Le pénis « possède une intelligence en propre ; en dépit de la volonté qui désire le stimuler, il s’obstine et agit à sa guise ; se mouvant parfois sans l’autorisation de l’homme ou même à son insu, il ne suit que son impulsion ; souvent l’homme dort et il veille, et il arrive que l’homme est éveillé et il dort ; maintes fois l’homme veut se servir de lui et il refuse, maintes fois il le voudrait et l’homme le lui interdit » (Léonard de Vinci). De l’homme ou du pénis, on ne sait plus très bien qui est l’appendice de l’autre. Quand le Loulou de Pialat (1980), lui qui rêve d’amour, lâche sur un ton dépressif : « ce que les femmes veulent c’est la queue », il ne fait qu’exprimer à sa manière brutale ce que Freud nomme « envie du pénis ».

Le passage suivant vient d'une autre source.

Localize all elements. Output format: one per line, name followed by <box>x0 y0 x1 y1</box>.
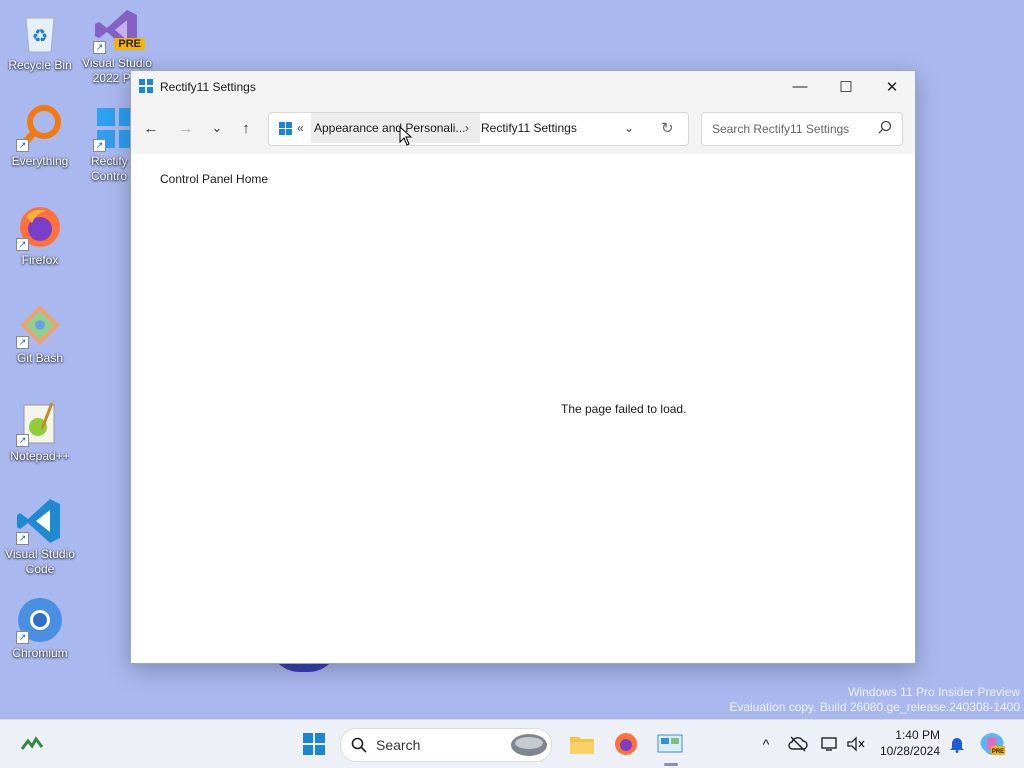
error-message: The page failed to load. <box>561 402 687 416</box>
desktop-icon-git-bash[interactable]: ↗ Git Bash <box>0 301 80 366</box>
address-dropdown-icon[interactable]: ⌄ <box>624 121 634 135</box>
desktop-icon-everything[interactable]: ↗ Everything <box>0 104 80 169</box>
firefox-taskbar-icon[interactable] <box>610 728 642 760</box>
widgets-icon[interactable] <box>18 728 46 760</box>
git-bash-icon: ↗ <box>16 301 64 349</box>
shortcut-arrow-icon: ↗ <box>16 139 29 152</box>
breadcrumb-appearance[interactable]: Appearance and Personali... <box>311 113 480 143</box>
network-icon[interactable] <box>818 728 842 760</box>
copilot-pre-icon[interactable]: PRE <box>978 728 1006 760</box>
breadcrumb-rectify11-settings[interactable]: Rectify11 Settings <box>481 113 577 143</box>
control-panel-icon <box>279 122 292 135</box>
address-bar[interactable]: « Appearance and Personali... › Rectify1… <box>268 112 689 146</box>
navigation-bar: ← → ⌄ ↑ « Appearance and Personali... › … <box>131 102 915 154</box>
desktop-icon-firefox[interactable]: ↗ Firefox <box>0 203 80 268</box>
visual-studio-icon: PRE ↗ <box>93 6 145 54</box>
recent-locations-button[interactable]: ⌄ <box>203 116 231 140</box>
vscode-icon: ↗ <box>16 497 64 545</box>
mouse-cursor-icon <box>399 126 413 146</box>
shortcut-arrow-icon: ↗ <box>16 631 29 644</box>
desktop-icon-rectify-control[interactable]: ↗ Rectify Contro <box>77 104 137 184</box>
taskbar: Search ^ 1:40 PM 10/28/2024 PRE <box>0 719 1024 768</box>
back-button[interactable]: ← <box>137 116 165 140</box>
firefox-icon: ↗ <box>16 203 64 251</box>
title-bar[interactable]: Rectify11 Settings — ☐ ✕ <box>131 71 915 102</box>
search-highlight-icon <box>511 734 547 756</box>
cloud-offline-icon[interactable] <box>786 728 810 760</box>
tray-overflow-chevron-icon[interactable]: ^ <box>756 728 776 760</box>
start-button[interactable] <box>298 728 330 760</box>
pre-badge: PRE <box>114 38 145 50</box>
shortcut-arrow-icon: ↗ <box>16 434 29 447</box>
evaluation-watermark: Windows 11 Pro Insider Preview Evaluatio… <box>729 685 1020 714</box>
desktop-icon-recycle-bin[interactable]: ♻ Recycle Bin <box>0 8 80 73</box>
taskbar-search[interactable]: Search <box>340 728 552 762</box>
forward-button[interactable]: → <box>172 116 200 140</box>
window-title: Rectify11 Settings <box>160 80 256 94</box>
recycle-bin-icon: ♻ <box>16 8 64 56</box>
notification-bell-icon[interactable] <box>946 728 968 760</box>
shortcut-arrow-icon: ↗ <box>93 41 106 54</box>
everything-search-icon: ↗ <box>16 104 64 152</box>
shortcut-arrow-icon: ↗ <box>93 139 106 152</box>
windows-start-icon <box>303 733 325 755</box>
chromium-icon: ↗ <box>16 596 64 644</box>
close-button[interactable]: ✕ <box>869 71 915 102</box>
shortcut-arrow-icon: ↗ <box>16 238 29 251</box>
volume-muted-icon[interactable] <box>844 728 868 760</box>
active-app-indicator <box>664 763 678 766</box>
minimize-button[interactable]: — <box>777 71 823 102</box>
search-icon[interactable] <box>878 120 892 137</box>
desktop-icon-chromium[interactable]: ↗ Chromium <box>0 596 80 661</box>
maximize-button[interactable]: ☐ <box>823 71 869 102</box>
control-panel-taskbar-icon[interactable] <box>654 728 686 760</box>
svg-text:♻: ♻ <box>32 26 48 46</box>
content-area: Control Panel Home The page failed to lo… <box>131 154 915 663</box>
system-clock[interactable]: 1:40 PM 10/28/2024 <box>880 727 940 759</box>
refresh-icon[interactable]: ↻ <box>661 119 674 137</box>
notepad-plus-plus-icon: ↗ <box>16 399 64 447</box>
search-box[interactable] <box>701 112 903 146</box>
up-button[interactable]: ↑ <box>232 116 260 140</box>
control-panel-home-link[interactable]: Control Panel Home <box>160 172 268 186</box>
rectify11-settings-window: Rectify11 Settings — ☐ ✕ ← → ⌄ ↑ « Appea… <box>130 70 916 664</box>
file-explorer-icon[interactable] <box>566 728 598 760</box>
search-icon <box>351 737 367 753</box>
shortcut-arrow-icon: ↗ <box>16 532 29 545</box>
svg-text:PRE: PRE <box>992 749 1004 755</box>
overflow-chevron[interactable]: « <box>297 121 304 135</box>
desktop-icon-notepad-plus-plus[interactable]: ↗ Notepad++ <box>0 399 80 464</box>
desktop-icon-vscode[interactable]: ↗ Visual Studio Code <box>0 497 80 577</box>
control-panel-icon <box>139 79 153 93</box>
search-input[interactable] <box>710 121 874 137</box>
shortcut-arrow-icon: ↗ <box>16 336 29 349</box>
breadcrumb-separator-icon[interactable]: › <box>465 121 469 135</box>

Du pénis autocrate au phallus, il n’y a qu’un pas. Les fresques de la villa des Mystères à Pompéi en témoignent, Phallus est un dieu et la domus tout entière lui rend un culte. Entre le phallus et le pénis, il existe une différence essentielle : le premier ne connaît que l’érection (éternelle) ; la détumescence, le fiasco*… ces petites avanies de la vie trop humaine sont le lot du second. La taille du phallus ne fait pas question, quant au pénis en revanche, depuis la cour de récré, il manquera toujours un centimètre. Le pénis est une grandeur constante, inégalement répartie, il y aura toujours un père, un frère, un copain, un supérieur… pour en avoir « une plus grande ». Tant d’incertitude pousse l’homme à s’accrocher à ce qu’il a. Il est amusant que l’argot consacré, bite, évoque irrésistiblement la bitte d’amarrage, ce point fixe et rassurant, coulé dans le bronze, immuablement érigé, auquel le bateau s’arrime avant de s’embarquer pour une navigation éventuellement périlleuse.

Avant le pénis, la bite et le phallus, il y a le zizi. Petit oiseau, zozio, zizi… ce sont les mots d’une comptine chantée par la Grande Prêtresse de l’enfance, la « maman ». Jamais gagné d’être « à la hauteur » de ses attentes.